Authorization

ThunderID controls what authenticated users and applications can access through a layered authorization model built on resource servers, permissions, and roles.

Resource Servers and Permissions

A resource server represents an API or service that defines a set of permissions. Permissions are structured strings derived from a hierarchy of resources and actions. For example, a booking API resource server might define permissions like booking-api:reservations:create and booking-api:reservations:view.

Each resource server has a handle that prefixes all its permission strings, a configurable delimiter that separates hierarchy levels, and an optional identifier. When the identifier is an absolute URI, the resource server is used in RFC 8707 resource indicator flows. The identifier becomes the audience claim value in access tokens.

See Manage Resource Servers for setup instructions.

Audience-Restricted Tokens (RFC 8707)

When a client includes the resource parameter in an OAuth 2.0 request, ThunderID issues an access token whose aud (audience) claim targets the specified resource server. The receiving resource server verifies the aud claim to confirm the token was intended for it.

This mechanism prevents a token issued for one service from being reused at another. A client can target a single resource server or multiple resource servers in the same request. Requested scopes are filtered to only those defined on the targeted resource servers.

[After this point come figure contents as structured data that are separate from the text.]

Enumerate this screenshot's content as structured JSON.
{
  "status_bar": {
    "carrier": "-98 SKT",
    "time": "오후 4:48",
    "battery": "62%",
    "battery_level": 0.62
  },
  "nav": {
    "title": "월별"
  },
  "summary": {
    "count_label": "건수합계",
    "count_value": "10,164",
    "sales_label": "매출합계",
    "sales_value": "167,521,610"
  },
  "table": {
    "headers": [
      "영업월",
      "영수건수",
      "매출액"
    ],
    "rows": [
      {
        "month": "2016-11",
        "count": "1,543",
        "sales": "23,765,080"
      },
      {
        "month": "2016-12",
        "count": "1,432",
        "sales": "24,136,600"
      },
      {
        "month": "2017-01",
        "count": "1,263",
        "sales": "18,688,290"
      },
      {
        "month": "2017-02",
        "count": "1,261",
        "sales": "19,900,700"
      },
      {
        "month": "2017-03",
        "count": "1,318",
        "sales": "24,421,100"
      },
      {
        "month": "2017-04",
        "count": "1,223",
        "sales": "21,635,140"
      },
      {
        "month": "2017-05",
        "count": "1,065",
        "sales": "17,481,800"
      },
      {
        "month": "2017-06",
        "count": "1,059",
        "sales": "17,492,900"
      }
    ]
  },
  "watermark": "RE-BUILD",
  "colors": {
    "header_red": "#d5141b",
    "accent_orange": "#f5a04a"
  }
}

See Resource Indicators for usage details.

Scope Filtering

ThunderID validates requested scopes against the targeted resource server's permission set. Scopes not defined on the resource server are silently removed from the issued token. OpenID Connect standard scopes (openid, profile, email, address, phone) and any custom scopes defined in the application's scope_claims mapping are not subject to resource server filtering and pass through unchanged.